Museums and funding agencies have invested considerable resources in recent years to digitize information from natural history specimens and contribute to online species occurrence databases. Such efforts are necessary to reap the full benefits of irreplaceable historical data by making them openly accessible and allowing the integration of collections data with other datasets. However, recent estimates suggest that still only 10% of biocollections are available in digital form. The biocollections community must therefore continue to justify and promote digitization efforts, particularly for high-diversity groups with large numbers of specimens, such as invertebrates.  Our overarching goal is to determine how uses of biodiversity databases have developed in recent years, as more data has come online. To this end, we present a bibliometric analysis of published research to characterize uses of online species occurrence databases since 2010.

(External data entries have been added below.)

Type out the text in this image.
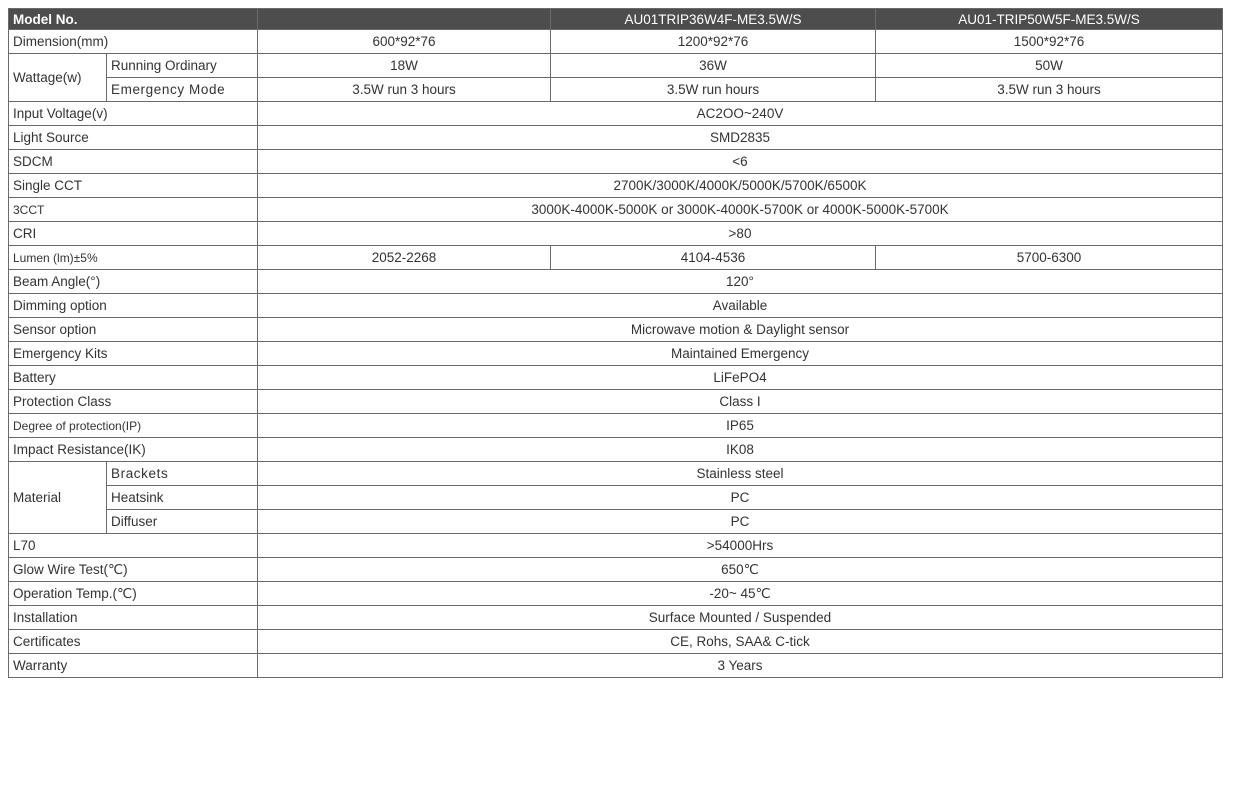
Model No.			AU01TRIP36W4F-ME3.5W/S	AU01-TRIP50W5F-ME3.5W/S
Dimension(mm)		600*92*76	1200*92*76	1500*92*76
Wattage(w)	Running Ordinary	18W	36W	50W
	Emergency Mode	3.5W run 3 hours	3.5W run hours	3.5W run 3 hours
Input Voltage(v)		AC2OO~240V		
Light Source		SMD2835		
SDCM		<6		
Single CCT		2700K/3000K/4000K/5000K/5700K/6500K		
3CCT		3000K-4000K-5000K or 3000K-4000K-5700K or 4000K-5000K-5700K		
CRI		>80		
Lumen (lm)±5%		2052-2268	4104-4536	5700-6300
Beam Angle(°)		120°		
Dimming option		Available		
Sensor option		Microwave motion & Daylight sensor		
Emergency Kits		Maintained Emergency		
Battery		LiFePO4		
Protection Class		Class I		
Degree of protection(IP)		IP65		
Impact Resistance(IK)		IK08		
Material	Brackets	Stainless steel		
	Heatsink	PC		
	Diffuser	PC		
L70		>54000Hrs		
Glow Wire Test(℃)		650℃		
Operation Temp.(℃)		-20~ 45℃		
Installation		Surface Mounted / Suspended		
Certificates		CE, Rohs, SAA& C-tick		
Warranty		3 Years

Relevant papers for this analysis include those that use online and openly accessible primary occurrence records, or those that add data to an online database. Google Scholar (GS) provides full-text indexing, which was important to identify data sources that often appear buried in the methods section of a paper. Our search was therefore restricted to GS. We drew a list of relevant search terms and downloaded all records returned by each search (or the first 500 if there were more) into a Zotero reference management database. About one third of the 2500 papers in the final dataset were relevant. Three of the authors with specialized knowledge of the field characterized relevant papers using a standardized tagging protocol based on a series of key topics of interest. We developed a list of potential tags and descriptions for each topic, including: database(s) used, database accessibility, scale of study, region of study, taxa addressed, general use of data, other data types linked to species occurrence data, data quality issues addressed, authors, institutions, and funding sources. Each tagged paper was thoroughly checked by a second tagger.

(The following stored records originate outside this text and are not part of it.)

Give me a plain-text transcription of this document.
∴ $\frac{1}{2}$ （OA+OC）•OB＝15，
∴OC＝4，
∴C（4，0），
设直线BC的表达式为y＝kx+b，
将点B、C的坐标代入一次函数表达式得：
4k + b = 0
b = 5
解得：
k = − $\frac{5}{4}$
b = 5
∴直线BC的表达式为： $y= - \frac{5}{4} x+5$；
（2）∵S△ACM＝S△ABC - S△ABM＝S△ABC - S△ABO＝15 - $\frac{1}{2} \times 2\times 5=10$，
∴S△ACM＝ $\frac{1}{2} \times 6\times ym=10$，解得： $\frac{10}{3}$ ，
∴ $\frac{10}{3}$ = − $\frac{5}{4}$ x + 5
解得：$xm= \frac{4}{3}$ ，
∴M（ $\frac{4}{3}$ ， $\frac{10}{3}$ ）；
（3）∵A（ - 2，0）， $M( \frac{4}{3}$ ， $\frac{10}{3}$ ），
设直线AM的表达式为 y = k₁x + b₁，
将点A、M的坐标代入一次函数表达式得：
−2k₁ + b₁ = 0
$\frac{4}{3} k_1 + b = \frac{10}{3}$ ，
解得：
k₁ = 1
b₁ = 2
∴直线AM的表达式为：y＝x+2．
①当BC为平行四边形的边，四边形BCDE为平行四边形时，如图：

The final dataset of tagged papers allow us to quantify general areas of research made possible by the expansion of online species occurrence databases, and trends over time. For example, preliminary results on a subset of the papers indicate that the most common uses of online species occurrence databases have been: (a) to determine trends in species richness or distribution; (b) to describe a new database; and (c) to assist in developing species checklists or taxonomic studies. Studies addressing plants have generally been more prevalent than those concerning both vertebrates and invertebrates. However, while the number of plant and vertebrate studies have remained relatively constant in recent years, invertebrate studies are increasing.  We also address the importance of both proper citation of databases and use of approaches to improve data quality issues involving errors and biases. The most common aspects of data quality addressed were to check for currently valid names, spatial errors, and to exclude certain unsuitable records. Finally, we identify more integrative studies that incorporate multiple data types, and determine whether these uses are enabled by collaborations.

Overall, our presentation demonstrates initial trend results for over 100 specific tags associated with 13 topics of interest, and network analyses of authors and institutions for relevant papers. We also outline the downstream utility of our dense tagging approach for understanding domain-wide trends, and the potential for developing machine-learning approaches to more efficiently characterize certain aspects of published research.


biodiversity data, species occurrence database, online database, natural history specimens, observation records, data quality

Presenting author

Joan E. Ball-Damerow